Upon the conclusion of each interview session, a meticulous process of data consolidation was initiated. Two researchers dedicated a full 24-hour period to meticulously reviewing the audio recordings, ensuring that every nuance and detail was captured with accuracy. This iterative listening process was conducted to enhance the depth of understanding and to identify the subtleties that might be present in the spoken narratives. Simultaneously, the researchers cross-referenced their comprehensive written notes taken during the interviews. These notes served as a valuable resource for contextualizing the verbal exchanges and for augmenting the transcription process. The transcription of the recordings was approached with the utmost rigor, striving to convert the spoken word into a written format that remained faithful to the original dialogues. In the present study, the data derived from the focus group interviews were meticulously analyzed using Colaizzi’s phenomenological approach, a well-established method for qualitative data analysis. This process involved several systematic steps to ensure a rigorous and authentic interpretation of the participants’ experiences. Initially, the interviews were transcribed verbatim, capturing every detail of the dialogue. The transcriptions were then thoroughly read and re-read to achieve a deep immersion in the data. Colaizzi’s data analysis focused on integrating the feelings of the interviewees, adding the steps for the researchers to analyze the conclusions, which was divided into seven stages: (1) detailed recording and careful repeated reading of all materials; (2) extraction of meaningful statements; (3) induction and extraction of meaning from repeated and important statements; (4) searched for common concepts or characteristics of meaning to form themes, topic groups and categories; (5) related the topic to the research phenomenon to make a complete description; (6) identified similar viewpoints; (7) returned the results to the interviewees to verify the authenticity of the content.

Ethical considerations

The study received approval from the Ethics Committee of Huadong Hospital, with the assigned approval number No.2018K051. Prior to the commencement of the study, the researcher engaged in dialogue with the participants, elucidating the study’s objectives, methodology, importance, and the assurance of confidentiality. A foundation of trust was established, and participants were informed of their voluntary nature of participation. They were assured that they could withdraw from the interview at any juncture. Additionally, participants were requested to provide their informed consent by signing a consent form. Each participant was represented by a numeric code.

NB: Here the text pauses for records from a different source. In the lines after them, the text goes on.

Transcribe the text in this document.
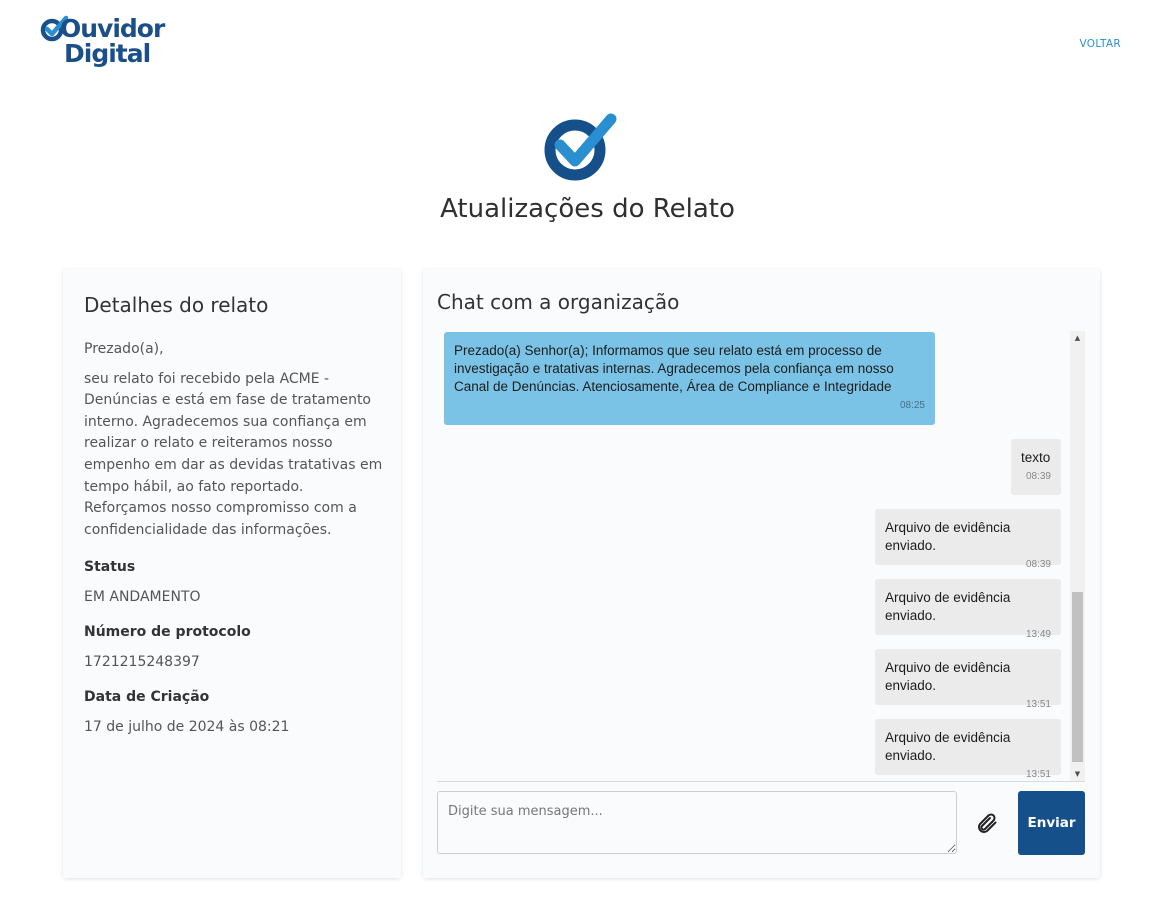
Ouvidor
Digital	VOLTAR
Atualizações do Relato
Detalhes do relato

Prezado(a),

seu relato foi recebido pela ACME - Denúncias e está em fase de tratamento interno. Agradecemos sua confiança em realizar o relato e reiteramos nosso empenho em dar as devidas tratativas em tempo hábil, ao fato reportado. Reforçamos nosso compromisso com a confidencialidade das informações.

Status
EM ANDAMENTO
Número de protocolo
1721215248397
Data de Criação
17 de julho de 2024 às 08:21
Chat com a organização
Prezado(a) Senhor(a); Informamos que seu relato está em processo de investigação e tratativas internas. Agradecemos pela confiança em nosso Canal de Denúncias. Atenciosamente, Área de Compliance e Integridade
08:25
texto
08:39
Arquivo de evidência enviado.
08:39
Arquivo de evidência enviado.
13:49
Arquivo de evidência enviado.
13:51
Arquivo de evidência enviado.
13:51
▲
▼
Digite sua mensagem...
Enviar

Nineteen geriatric specialist nurses (eighteen females and one male), with a median of 31 years old were recruited. The range of cumulative working experience was 2–26 years, and the range of experience of working on the surgical ward or ICU was 1–22 years. Characteristics of the participants are showed in Table  1 .

The thematic analysis conducted in this study has systematically identified three principal themes that encapsulate the comprehensive experiences and perceptions of the nurses.

Understanding of delirium

Delirium is an important part of nursing cognition. However, the priority of acute and life-threatening is still the focus of health care. Nurse G1N2: “I know delirium can result from bad outcomes, but in the immediate care of patients, these threats, such as extubation, elevated body temperature, and altered vital signs, are still issues we need to address immediately.”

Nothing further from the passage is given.